Otro sacerdote, cuando le comenté estas cosas, me dijo que a lo mejor yo no rezaba bien y por eso Dios no le curó a Miguel Ángel. Respuesta que aumentó mi pena. Otro al que confesé mis pecados de desesperación y angustia me dijo que él no podía hacer nada porque lo mío era un caso de tratamiento psiquiátrico. Pero el psiquiatra y psicólogo a los que estoy acudiendo sólo me escuchan y dan pastillas y no me dan ni esperanzas ni paz. ¡Qué mala suerte la mía! Si puede y dispone de tiempo me gustaría hablar con usted sobre el contenido de este triste relato. Asun”.

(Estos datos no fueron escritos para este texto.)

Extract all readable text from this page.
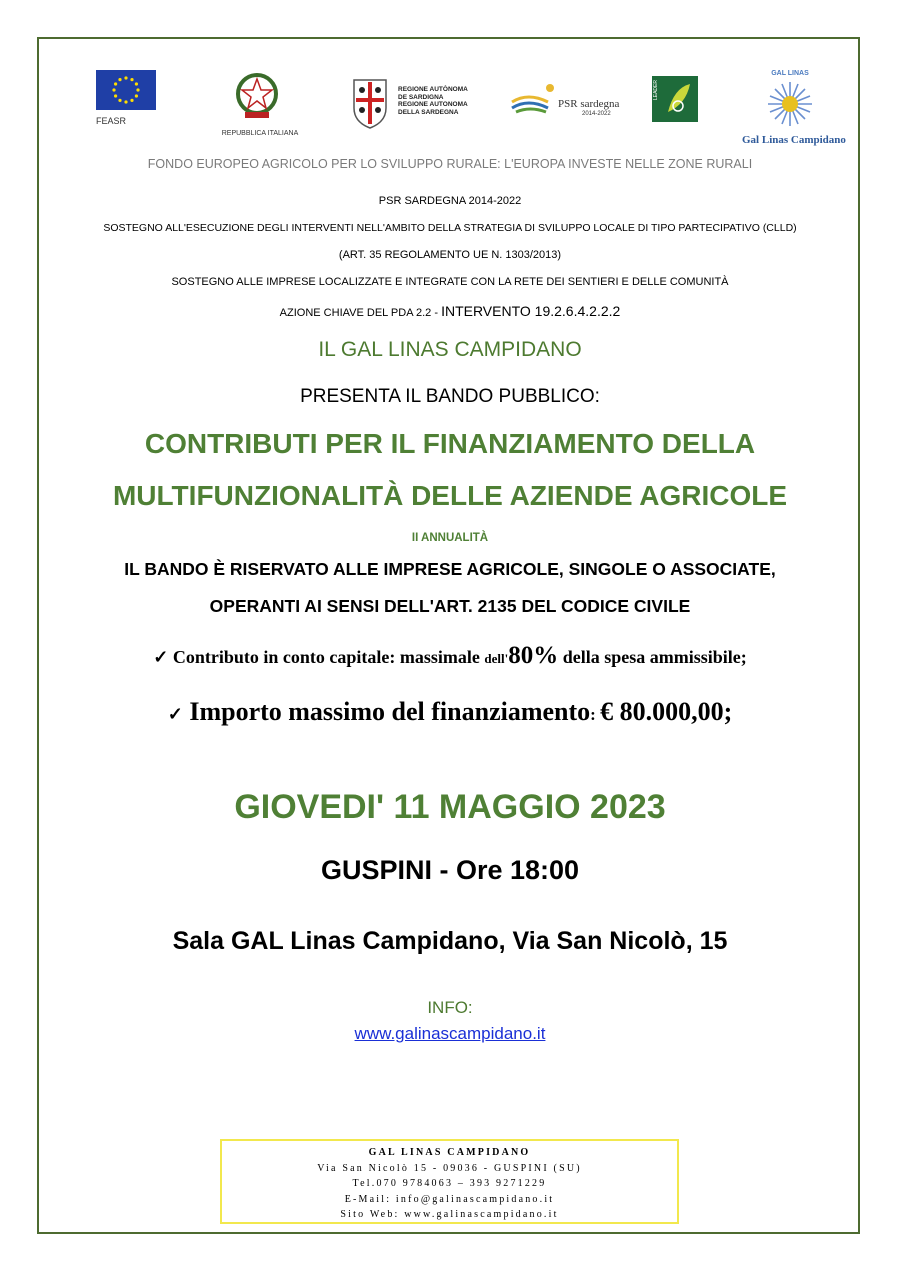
FEASR
REPUBBLICA ITALIANA
REGIONE AUTÒNOMA
DE SARDIGNA
REGIONE AUTONOMA
DELLA SARDEGNA
PSR sardegna
2014-2022
LEADER
GAL LINAS
Gal Linas Campidano
FONDO EUROPEO AGRICOLO PER LO SVILUPPO RURALE: L'EUROPA INVESTE NELLE ZONE RURALI
PSR SARDEGNA 2014-2022
SOSTEGNO ALL'ESECUZIONE DEGLI INTERVENTI NELL'AMBITO DELLA STRATEGIA DI SVILUPPO LOCALE DI TIPO PARTECIPATIVO (CLLD)
(ART. 35 REGOLAMENTO UE N. 1303/2013)
SOSTEGNO ALLE IMPRESE LOCALIZZATE E INTEGRATE CON LA RETE DEI SENTIERI E DELLE COMUNITÀ
AZIONE CHIAVE DEL PDA 2.2 - INTERVENTO 19.2.6.4.2.2.2
IL GAL LINAS CAMPIDANO
PRESENTA IL BANDO PUBBLICO:
CONTRIBUTI PER IL FINANZIAMENTO DELLA
MULTIFUNZIONALITÀ DELLE AZIENDE AGRICOLE
II ANNUALITÀ
IL BANDO È RISERVATO ALLE IMPRESE AGRICOLE, SINGOLE O ASSOCIATE,
OPERANTI AI SENSI DELL'ART. 2135 DEL CODICE CIVILE
✓ Contributo in conto capitale: massimale dell'80% della spesa ammissibile;
✓ Importo massimo del finanziamento: € 80.000,00;
GIOVEDI' 11 MAGGIO 2023
GUSPINI - Ore 18:00
Sala GAL Linas Campidano, Via San Nicolò, 15
INFO:
www.galinascampidano.it
GAL LINAS CAMPIDANO
Via San Nicolò 15 - 09036 - GUSPINI (SU)
Tel.070 9784063 – 393 9271229
E-Mail: info@galinascampidano.it
Sito Web: www.galinascampidano.it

Efectivamente, tuve la oportunidad de estudiar con detenimiento y rigor técnico el caso de Asun con la ayuda del texto escrito, separando los aspectos educativos, patológicos y morales que en él se reflejan para después hacer una síntesis interpretativa de todos ellos y diseñar un plan de rehabilitación a corto y medio plazo. Ya desde la primera consulta con el texto en mano la paciente empezó a vislumbrar que era posible encontrar paz, equilibrio psicológico y madurez humana, a pesar de los errores cometidos en el pasado y las injusticias sufridas provenientes de quienes profesionalmente tenían el deber de ayudarla en los momentos más críticos de su vida y no supieron o no quisieron hacerlo. Pero, como dice el refrán, nunca es tarde si la dicha es buena. Mientras hay vida hay esperanza.